Thursday, November 21, 2013

The Minneapolis Fed and the University of Minnesota

A slightly edited comment on MinnPost:

Quite a complicated story that would make a good CP Snow novel


Some fairly high on the totem pole economists have declared Kocherlakota a hero for having realized his past mistakes and embracing Quantitative Easing enthusiastically.

Others criticize him for frog-marching some dissenting researchers out of the Fed.

The day before this hit the Star-Tribune (Shakeup at the Minneapolis Fed ousts two top economists)
, the St. Louis economist Steven Williamson had a piece on his blog entitled:

Problems in the Great White North

Williamson is quoted extensively in the Strib piece, but there is additional information in the blog post.

What really caught my eye were the comments on this post, e.g.

"Yes, in the old days there were tremendous rapport between the bank and the University. But the bank has taken over the University since then. Graduate students, who survive with teaching assisantships, have to teach for the professors while the latter can hide themselves at the bank."

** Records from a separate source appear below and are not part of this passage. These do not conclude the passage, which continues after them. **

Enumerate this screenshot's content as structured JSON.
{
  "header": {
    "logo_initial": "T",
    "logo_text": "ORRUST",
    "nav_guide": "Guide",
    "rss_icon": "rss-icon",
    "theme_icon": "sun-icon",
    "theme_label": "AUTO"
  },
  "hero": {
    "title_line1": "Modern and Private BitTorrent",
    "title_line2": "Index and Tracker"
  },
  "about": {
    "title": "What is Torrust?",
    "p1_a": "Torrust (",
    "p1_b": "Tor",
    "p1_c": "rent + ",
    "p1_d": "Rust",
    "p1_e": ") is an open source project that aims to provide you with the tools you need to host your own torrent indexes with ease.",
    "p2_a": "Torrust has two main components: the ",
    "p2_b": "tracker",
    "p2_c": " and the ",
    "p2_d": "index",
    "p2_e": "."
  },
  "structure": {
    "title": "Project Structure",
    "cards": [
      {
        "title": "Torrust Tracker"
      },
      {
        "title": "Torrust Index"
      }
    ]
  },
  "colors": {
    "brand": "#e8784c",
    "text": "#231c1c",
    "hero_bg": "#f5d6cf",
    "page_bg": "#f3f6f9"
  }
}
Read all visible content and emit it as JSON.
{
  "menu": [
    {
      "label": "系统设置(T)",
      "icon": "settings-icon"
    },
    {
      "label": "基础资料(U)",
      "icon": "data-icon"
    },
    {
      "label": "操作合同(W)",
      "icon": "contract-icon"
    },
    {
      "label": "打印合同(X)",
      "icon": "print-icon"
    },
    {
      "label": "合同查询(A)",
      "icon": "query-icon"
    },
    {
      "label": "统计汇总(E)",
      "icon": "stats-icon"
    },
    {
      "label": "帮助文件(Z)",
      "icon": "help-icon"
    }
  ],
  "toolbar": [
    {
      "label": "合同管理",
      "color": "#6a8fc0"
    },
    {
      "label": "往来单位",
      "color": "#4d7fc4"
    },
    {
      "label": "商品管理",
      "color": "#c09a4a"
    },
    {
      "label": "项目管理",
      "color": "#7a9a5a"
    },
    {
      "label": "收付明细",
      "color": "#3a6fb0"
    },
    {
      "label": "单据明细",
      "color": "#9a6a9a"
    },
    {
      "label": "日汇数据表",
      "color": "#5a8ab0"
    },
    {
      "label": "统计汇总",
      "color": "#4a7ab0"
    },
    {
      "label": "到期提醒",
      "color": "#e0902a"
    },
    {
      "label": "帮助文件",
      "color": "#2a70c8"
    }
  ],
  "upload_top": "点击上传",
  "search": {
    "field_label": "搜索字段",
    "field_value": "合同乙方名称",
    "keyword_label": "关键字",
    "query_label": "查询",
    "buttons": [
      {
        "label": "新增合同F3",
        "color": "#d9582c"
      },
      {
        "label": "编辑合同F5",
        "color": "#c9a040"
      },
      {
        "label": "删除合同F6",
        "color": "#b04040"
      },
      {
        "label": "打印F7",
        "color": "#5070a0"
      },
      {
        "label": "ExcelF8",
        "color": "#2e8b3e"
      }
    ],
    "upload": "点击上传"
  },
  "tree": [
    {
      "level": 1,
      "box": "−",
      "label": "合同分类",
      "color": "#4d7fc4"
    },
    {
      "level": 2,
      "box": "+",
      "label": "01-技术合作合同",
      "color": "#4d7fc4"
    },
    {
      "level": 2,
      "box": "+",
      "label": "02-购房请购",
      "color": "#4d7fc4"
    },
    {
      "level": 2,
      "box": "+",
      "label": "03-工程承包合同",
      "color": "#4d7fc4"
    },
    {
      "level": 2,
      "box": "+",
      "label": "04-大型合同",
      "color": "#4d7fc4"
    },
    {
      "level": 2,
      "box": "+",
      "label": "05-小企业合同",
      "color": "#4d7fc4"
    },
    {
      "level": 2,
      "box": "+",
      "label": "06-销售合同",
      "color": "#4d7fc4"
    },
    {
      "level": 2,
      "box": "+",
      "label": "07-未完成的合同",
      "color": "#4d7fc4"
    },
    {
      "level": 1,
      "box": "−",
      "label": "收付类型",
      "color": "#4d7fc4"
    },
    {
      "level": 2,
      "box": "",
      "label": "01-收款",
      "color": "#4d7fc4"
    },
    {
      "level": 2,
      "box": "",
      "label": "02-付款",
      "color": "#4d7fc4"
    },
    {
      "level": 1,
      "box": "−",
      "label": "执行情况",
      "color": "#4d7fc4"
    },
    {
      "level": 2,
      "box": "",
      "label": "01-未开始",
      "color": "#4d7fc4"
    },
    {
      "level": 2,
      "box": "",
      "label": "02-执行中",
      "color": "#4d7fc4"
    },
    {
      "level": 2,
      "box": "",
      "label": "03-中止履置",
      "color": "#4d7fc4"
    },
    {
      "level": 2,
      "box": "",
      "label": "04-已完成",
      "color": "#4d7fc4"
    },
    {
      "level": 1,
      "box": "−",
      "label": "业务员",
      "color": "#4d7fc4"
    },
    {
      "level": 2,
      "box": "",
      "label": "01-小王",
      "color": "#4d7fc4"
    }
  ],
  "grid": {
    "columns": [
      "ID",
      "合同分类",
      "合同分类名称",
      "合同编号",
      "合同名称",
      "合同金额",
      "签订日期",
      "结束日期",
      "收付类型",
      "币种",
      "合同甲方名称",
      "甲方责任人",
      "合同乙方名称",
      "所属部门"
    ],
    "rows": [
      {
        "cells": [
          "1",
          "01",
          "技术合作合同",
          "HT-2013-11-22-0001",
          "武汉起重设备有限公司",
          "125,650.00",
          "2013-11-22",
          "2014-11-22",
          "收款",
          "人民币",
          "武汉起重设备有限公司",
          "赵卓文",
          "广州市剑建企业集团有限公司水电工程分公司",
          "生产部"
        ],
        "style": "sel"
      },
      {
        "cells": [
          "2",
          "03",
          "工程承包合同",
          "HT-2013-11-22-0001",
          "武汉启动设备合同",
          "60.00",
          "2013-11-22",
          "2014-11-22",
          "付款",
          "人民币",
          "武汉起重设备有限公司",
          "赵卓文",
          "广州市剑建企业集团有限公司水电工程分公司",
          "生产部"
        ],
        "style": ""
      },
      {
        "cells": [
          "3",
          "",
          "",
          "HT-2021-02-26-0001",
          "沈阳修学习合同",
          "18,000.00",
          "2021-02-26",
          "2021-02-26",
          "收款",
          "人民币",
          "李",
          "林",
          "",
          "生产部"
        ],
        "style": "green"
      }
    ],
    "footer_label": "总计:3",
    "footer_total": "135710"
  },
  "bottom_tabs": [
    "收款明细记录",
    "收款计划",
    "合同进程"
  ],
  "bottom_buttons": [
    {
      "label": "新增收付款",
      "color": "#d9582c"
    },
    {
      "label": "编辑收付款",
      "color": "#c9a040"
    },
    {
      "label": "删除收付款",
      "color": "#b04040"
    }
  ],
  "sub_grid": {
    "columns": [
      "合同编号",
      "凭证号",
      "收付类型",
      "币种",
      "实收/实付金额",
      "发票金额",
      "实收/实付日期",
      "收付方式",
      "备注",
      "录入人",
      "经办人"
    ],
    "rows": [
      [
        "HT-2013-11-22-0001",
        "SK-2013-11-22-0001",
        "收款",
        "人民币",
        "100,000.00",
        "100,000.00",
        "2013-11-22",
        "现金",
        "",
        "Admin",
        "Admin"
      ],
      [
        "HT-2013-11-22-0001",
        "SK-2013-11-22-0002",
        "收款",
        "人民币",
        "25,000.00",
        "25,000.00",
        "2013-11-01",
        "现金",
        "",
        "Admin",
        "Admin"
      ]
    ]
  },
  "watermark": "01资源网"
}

"While I am an admirer of both Narayana and the people at the bank, I do think that the Fed has turned into a net negative for the University. If you walk down the halls of the economics department, you seldom see the macro faculty who are being paid hundreds of thousands per year to teach at the U. The teaching of undergraduates is a disgrace to the institution. The faculty seem to think they are above the normal university duties of teaching e.g. a many hundred person undergraduate course is typically staffed by a graduate student. The typical undergraduate never sees a faculty member in a course. Also, faculty are seldom available for graduate students that are not at the Fed. While it may be a loss to the Fed and the research community, one can only hope that the most prominent senior faculty at Minnesota will begin to take their university jobs seriously. It really can't get much worse than the current state of affairs."

"Agree completely."

"Can't agree more. 
I was just wondering will there be a problem if the Dean or even the State Congressman visit the department without notice during the semester and find out almost all macro faculty is not there."